"Dans la confusion de notre époque quand une centaine de voix contradictoires prétend parler au nom de l'Orthodoxie, il est essentiel de savoir à qui l'on peut faire confiance. Il ne suffit pas de prétendre parler au nom de l'Orthodoxie patristique, il faut être dans la pure tradition des saints Pères ... "
Père Seraphim (Rose) de bienheureuse mémoire

mercredi 12 février 2014

La staritza Evdokia (Eudocie), folle-en-Christ (II)



(+ 24 octobre/6 novembre 1890)

Quand elle vivait au monastère, elle fabriquait des chaussures pour les moniales, et pour cela elle était tout le temps exposée au goudron. Quelquefois, elle tricotait de petites coiffes avec de l’herbe des marais. Lorsqu’elle remarquait qu’une des moniales commençait à l’estimer, elle devenait très dure avec elle.
L’été elle s’habillait en vêtements chauds; en hiver, elles marchait pieds nus, et ne se couvrait pas les oreilles, même par le temps froid le plus intense.
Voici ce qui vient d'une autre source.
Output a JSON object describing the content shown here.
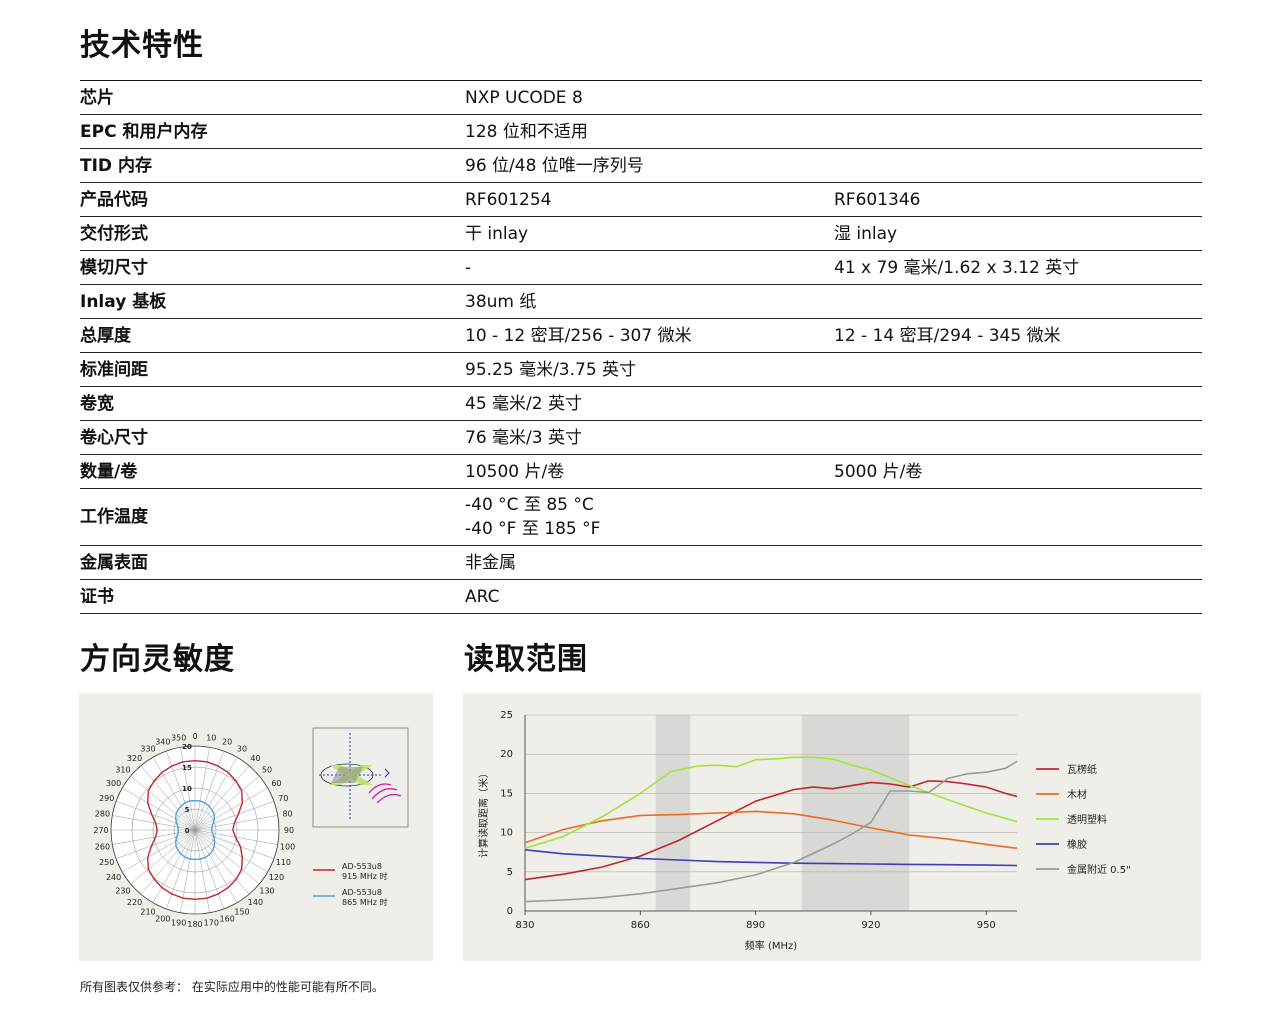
{
  "spec": {
    "title": "技术特性",
    "rows": [
      {
        "label": "芯片",
        "v1": "NXP UCODE 8",
        "v2": ""
      },
      {
        "label": "EPC 和用户内存",
        "v1": "128 位和不适用",
        "v2": ""
      },
      {
        "label": "TID 内存",
        "v1": "96 位/48 位唯一序列号",
        "v2": ""
      },
      {
        "label": "产品代码",
        "v1": "RF601254",
        "v2": "RF601346"
      },
      {
        "label": "交付形式",
        "v1": "干 inlay",
        "v2": "湿 inlay"
      },
      {
        "label": "模切尺寸",
        "v1": "-",
        "v2": "41 x 79 毫米/1.62 x 3.12 英寸"
      },
      {
        "label": "Inlay 基板",
        "v1": "38um 纸",
        "v2": ""
      },
      {
        "label": "总厚度",
        "v1": "10 - 12 密耳/256 - 307 微米",
        "v2": "12 - 14 密耳/294 - 345 微米"
      },
      {
        "label": "标准间距",
        "v1": "95.25 毫米/3.75 英寸",
        "v2": ""
      },
      {
        "label": "卷宽",
        "v1": "45 毫米/2 英寸",
        "v2": ""
      },
      {
        "label": "卷心尺寸",
        "v1": "76 毫米/3 英寸",
        "v2": ""
      },
      {
        "label": "数量/卷",
        "v1": "10500 片/卷",
        "v2": "5000 片/卷"
      },
      {
        "label": "工作温度",
        "v1": "-40 °C 至 85 °C\n-40 °F 至 185 °F",
        "v2": ""
      },
      {
        "label": "金属表面",
        "v1": "非金属",
        "v2": ""
      },
      {
        "label": "证书",
        "v1": "ARC",
        "v2": ""
      }
    ]
  },
  "polar": {
    "title": "方向灵敏度"
  },
  "range": {
    "title": "读取范围"
  },
  "footnote": "所有图表仅供参考： 在实际应用中的性能可能有所不同。",
  "chart_data": [
    {
      "type": "polar",
      "angle_labels": [
        "0",
        "10",
        "20",
        "30",
        "40",
        "50",
        "60",
        "70",
        "80",
        "90",
        "100",
        "110",
        "120",
        "130",
        "140",
        "150",
        "160",
        "170",
        "180",
        "190",
        "200",
        "210",
        "220",
        "230",
        "240",
        "250",
        "260",
        "270",
        "280",
        "290",
        "300",
        "310",
        "320",
        "330",
        "340",
        "350"
      ],
      "radial_ticks": [
        0,
        5,
        10,
        15,
        20
      ],
      "rlim": [
        0,
        20
      ],
      "series": [
        {
          "name": "AD-553u8\n915 MHz 时",
          "color": "#c0272d",
          "angles": [
            0,
            10,
            20,
            30,
            40,
            50,
            60,
            70,
            80,
            90,
            100,
            110,
            120,
            130,
            140,
            150,
            160,
            170,
            180,
            190,
            200,
            210,
            220,
            230,
            240,
            250,
            260,
            270,
            280,
            290,
            300,
            310,
            320,
            330,
            340,
            350
          ],
          "values": [
            16.5,
            16.5,
            16.2,
            15.8,
            15.2,
            14.5,
            13.0,
            11.0,
            9.5,
            9.0,
            9.8,
            11.5,
            13.0,
            14.5,
            15.3,
            15.8,
            16.2,
            16.5,
            16.5,
            16.5,
            16.2,
            15.8,
            15.2,
            14.5,
            13.0,
            11.0,
            9.5,
            9.0,
            9.5,
            11.0,
            13.0,
            14.5,
            15.2,
            15.8,
            16.2,
            16.5
          ]
        },
        {
          "name": "AD-553u8\n865 MHz 时",
          "color": "#4aa3e0",
          "angles": [
            0,
            10,
            20,
            30,
            40,
            50,
            60,
            70,
            80,
            90,
            100,
            110,
            120,
            130,
            140,
            150,
            160,
            170,
            180,
            190,
            200,
            210,
            220,
            230,
            240,
            250,
            260,
            270,
            280,
            290,
            300,
            310,
            320,
            330,
            340,
            350
          ],
          "values": [
            7.0,
            7.0,
            6.9,
            6.6,
            6.3,
            5.9,
            5.3,
            4.6,
            4.1,
            4.0,
            4.2,
            4.8,
            5.4,
            6.0,
            6.5,
            6.8,
            7.0,
            7.0,
            7.0,
            7.0,
            6.9,
            6.6,
            6.3,
            5.9,
            5.3,
            4.6,
            4.1,
            4.0,
            4.1,
            4.6,
            5.3,
            5.9,
            6.3,
            6.6,
            6.9,
            7.0
          ]
        }
      ]
    },
    {
      "type": "line",
      "xlabel": "频率 (MHz)",
      "ylabel": "计算读取距离（米）",
      "xlim": [
        830,
        958
      ],
      "ylim": [
        0,
        25
      ],
      "xticks": [
        830,
        860,
        890,
        920,
        950
      ],
      "yticks": [
        0,
        5,
        10,
        15,
        20,
        25
      ],
      "bands": [
        [
          864,
          873
        ],
        [
          902,
          930
        ]
      ],
      "series": [
        {
          "name": "瓦楞纸",
          "color": "#c0272d",
          "x": [
            830,
            840,
            850,
            860,
            870,
            880,
            890,
            900,
            905,
            910,
            915,
            920,
            925,
            930,
            935,
            940,
            945,
            950,
            955,
            958
          ],
          "y": [
            4,
            4.7,
            5.6,
            7,
            9,
            11.5,
            14,
            15.5,
            15.8,
            15.6,
            16,
            16.4,
            16.2,
            15.8,
            16.6,
            16.5,
            16.2,
            15.8,
            15,
            14.6
          ]
        },
        {
          "name": "木材",
          "color": "#ee6a24",
          "x": [
            830,
            840,
            850,
            860,
            870,
            880,
            890,
            900,
            910,
            920,
            930,
            940,
            950,
            958
          ],
          "y": [
            8.7,
            10.4,
            11.5,
            12.2,
            12.3,
            12.5,
            12.7,
            12.4,
            11.6,
            10.6,
            9.7,
            9.2,
            8.5,
            8
          ]
        },
        {
          "name": "透明塑料",
          "color": "#9ee637",
          "x": [
            830,
            840,
            850,
            860,
            868,
            875,
            880,
            885,
            890,
            895,
            900,
            905,
            910,
            915,
            920,
            925,
            930,
            940,
            950,
            958
          ],
          "y": [
            8,
            9.5,
            12,
            15,
            17.8,
            18.5,
            18.6,
            18.4,
            19.3,
            19.4,
            19.6,
            19.6,
            19.4,
            18.6,
            18,
            17,
            16,
            14.2,
            12.5,
            11.4
          ]
        },
        {
          "name": "橡胶",
          "color": "#3e3bbd",
          "x": [
            830,
            840,
            850,
            860,
            870,
            880,
            890,
            900,
            910,
            920,
            930,
            940,
            950,
            958
          ],
          "y": [
            7.8,
            7.3,
            7,
            6.7,
            6.5,
            6.3,
            6.2,
            6.1,
            6.05,
            6,
            5.95,
            5.9,
            5.85,
            5.8
          ]
        },
        {
          "name": "金属附近 0.5\"",
          "color": "#9a9a9a",
          "x": [
            830,
            840,
            850,
            860,
            870,
            880,
            890,
            900,
            910,
            915,
            920,
            925,
            930,
            935,
            940,
            945,
            950,
            955,
            958
          ],
          "y": [
            1.2,
            1.4,
            1.7,
            2.2,
            2.9,
            3.6,
            4.6,
            6.2,
            8.5,
            9.8,
            11.3,
            15.3,
            15.3,
            15.1,
            16.9,
            17.5,
            17.7,
            18.2,
            19.1
          ]
        }
      ]
    }
  ]
}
Elle marchait ainsi dans Toula. Elle n’acceptait aucun don de quelque sort que ce soit pour elle, et  elle disait à une jeune fille proche d’elle, qu’elle ne permettait à personne de lui apporter un don, car si on laissait une personne le faire, il n’était plus possible de s’en débarrasser. Mais quand on apportait quelque chose à manger à son chat, alors elle l’acceptait.
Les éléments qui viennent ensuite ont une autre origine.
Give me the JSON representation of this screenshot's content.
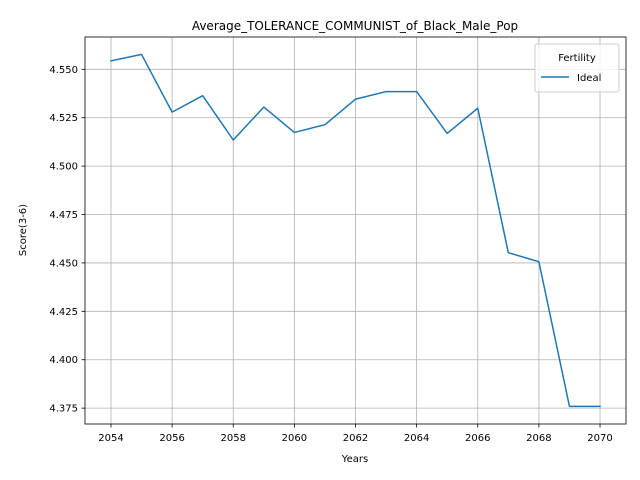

Elle supplia une moniale de la laisser vivre dans un grenier froid, et là, elle vécut, pendant dix-sept années durant les hivers, dans un froid terrible.
Plus d’une fois, elle voyagea jusques à Kiev, été comme hiver. Habillée comme d’habitude, elle supportait tous les désagréments du voyage, et elle aimait ces voyages, car ils lui donnait une occasion d’être dans une parfaite solitude orante. Et le Seigneur Lui-même, gardait visiblement Sa fidèle servante. La plupart du temps durant son voyage, elle aimait passer la nuit, non pas dans les villages, mais sous les arbres, dans de petites forêts.
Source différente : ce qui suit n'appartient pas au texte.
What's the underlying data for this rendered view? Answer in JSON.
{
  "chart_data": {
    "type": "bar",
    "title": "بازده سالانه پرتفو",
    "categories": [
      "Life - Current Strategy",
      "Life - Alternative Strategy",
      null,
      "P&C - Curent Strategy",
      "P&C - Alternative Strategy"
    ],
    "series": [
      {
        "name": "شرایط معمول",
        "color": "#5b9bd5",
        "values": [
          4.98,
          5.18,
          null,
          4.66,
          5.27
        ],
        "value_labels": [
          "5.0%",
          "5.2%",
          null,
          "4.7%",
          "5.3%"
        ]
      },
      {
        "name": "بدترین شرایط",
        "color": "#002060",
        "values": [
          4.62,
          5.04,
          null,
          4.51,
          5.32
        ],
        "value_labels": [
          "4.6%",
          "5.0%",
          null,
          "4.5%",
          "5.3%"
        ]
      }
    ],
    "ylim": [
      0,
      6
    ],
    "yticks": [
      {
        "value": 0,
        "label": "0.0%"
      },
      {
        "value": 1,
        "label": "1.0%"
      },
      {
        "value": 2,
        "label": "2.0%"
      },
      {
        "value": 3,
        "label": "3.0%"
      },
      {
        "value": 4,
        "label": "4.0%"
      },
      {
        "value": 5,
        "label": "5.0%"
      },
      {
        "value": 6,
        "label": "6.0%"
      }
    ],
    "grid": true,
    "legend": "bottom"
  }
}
Un jour, alors qu’elle se reposait dans une forêt, deux loups s’approchèrent d’elle, se tinrent longtemps près d’elle, puis, sans lui faire le moindre mal, ils s’en allèrent. Quand la jeune fille à qui elle racontait cela demanda à la bienheureuse* si elle ne fut pas effrayée, Evdokia répondit pas du tout, car elle ne les gênait pas. A une autre occasion, quand la glace sur la rivière se brisait, elle traversa sans dommage sur un bloc de glace alors qu’il semblait qu’il n’y avait aucune chance qu’elle en réchappe.
Après dix-sept ans de vie dans le grenier, la bienheureuse, ayant enduré beaucoup de maux des esprits malins et de gens méchants, fut forcée de quitter ce grenier. Elle s’installa alors dans une cave sous une autre  cellule où elle vécut cinq ans. Une jeune fille proche d’elle raconta ainsi sa vie dans la cave : "J’étais chez elle l’hiver dans son abri incroyable où il il y avait de très petites fenêtres, mais aucun poële… On se tient dans sa pièce en silence… On regarde seulement comment elle vit… Sur ses murs il y a une telle abondance de neige que tout est couvert de blanc. Et elle allait chez elle comme dans une cellule ornée de marbre, avec un vieil habit monastique, avec seulement des bas et un petit bonnet d’été sur la tête."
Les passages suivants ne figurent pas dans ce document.